Within the village there is a beautiful church to visit and an old defense tower, where in the past those who were persecuted by the blood vengeance locked themselves up to stay safe.
To enjoy the nature a hike to a waterfall and the famous Blue Eye is definitely recommended.
Durmitor National Park
After a few days in the mountains of Albania we decided to head back to Montenegro and discover more of the countryside. We first stopped at the Montenegrin side of the Lake Skadar, which was so different from Albania’s side. Then we took the road to the Durmitor National Park.
It was founded in 1952 and the due to the alpine and at the same time Mediterranean climate a unique vegetation was created there. In total there are 18 glacial lakes, the Crno Jezero lake being the biggest. Some people also refer to it as black lake due to the black shimmer of the water. Depending on the amount of rain and sun, the colors can vary from intense green and blue as well.
Another impressive sight is the Tara Canyon – the largest canyon of Europe with a depth of 1.600m. The eponym is the longest river of Montenegro called Tara on which you can go rafting in the summer months.
Bosnia and Herzegovina
Our next country was Bosnia and Herzegovina, where we went directly to the capital Sarajevo. It’s a city that is filled with tragic history and yet unites eastern and western values in a peaceful way.
In 1914 the assassination on the heir to the Austro-Hungarian throne happened in Sarajevo and is considered the trigger of the First World War. Years later during the Bosnian war the city was under siege and the consequences of the war are still visible nowadays.

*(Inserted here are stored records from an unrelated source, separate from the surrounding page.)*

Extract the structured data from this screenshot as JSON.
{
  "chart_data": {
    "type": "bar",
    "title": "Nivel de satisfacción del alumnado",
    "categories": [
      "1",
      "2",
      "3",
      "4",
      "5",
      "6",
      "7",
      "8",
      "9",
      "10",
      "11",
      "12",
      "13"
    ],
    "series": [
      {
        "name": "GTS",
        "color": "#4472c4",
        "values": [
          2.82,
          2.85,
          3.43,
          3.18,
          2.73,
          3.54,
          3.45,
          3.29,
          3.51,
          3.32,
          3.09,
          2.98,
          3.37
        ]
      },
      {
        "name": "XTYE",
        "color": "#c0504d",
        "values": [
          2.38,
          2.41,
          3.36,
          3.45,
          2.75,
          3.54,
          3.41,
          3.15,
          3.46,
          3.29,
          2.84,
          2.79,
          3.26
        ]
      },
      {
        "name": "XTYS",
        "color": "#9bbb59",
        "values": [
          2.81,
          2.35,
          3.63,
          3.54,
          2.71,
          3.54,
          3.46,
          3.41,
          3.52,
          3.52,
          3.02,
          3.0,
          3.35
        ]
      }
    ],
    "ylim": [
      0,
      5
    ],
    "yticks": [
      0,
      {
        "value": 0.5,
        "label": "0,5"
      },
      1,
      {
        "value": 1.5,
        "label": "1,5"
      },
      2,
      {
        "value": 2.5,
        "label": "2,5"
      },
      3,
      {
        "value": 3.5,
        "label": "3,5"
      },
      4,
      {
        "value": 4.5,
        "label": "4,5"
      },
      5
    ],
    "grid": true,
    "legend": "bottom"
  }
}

Nonetheless, Sarajevo is an interesting city to visit, especially its old town Stari Grad. The Old Bazaar is full of life with numerous antique souvenirs, Bosnian coffee, and restaurants.
Also, the fifth largest city of Bosnia still shows the consequences of the war. New rebuilt houses stand next to ruins and in some house walls you can see bullet holes. During the war the old bridge Stari Most above the green river Neretva, which is the landmark of Mostar, was destroyed as well. As sad as this is, luckily the bridge was rebuilt in 2004 and still connects both parts of Mostar. On each side there are lovely souvenir shops, little restaurants or ice cream shops.
The final stop was in Rijeka to split our way back to Italy in half. We spent only one night and were rewarded with an incredible sunset over the bay.
This was a month full of adventures, new countries and cultures and the perfect way to end the summer. My personal highlight was Montenegro, but each country is definitely worth a visit. Hopefully this blog post helps you to plan your road trip or inspires you to visit one of the wonderful countries in the Balkan.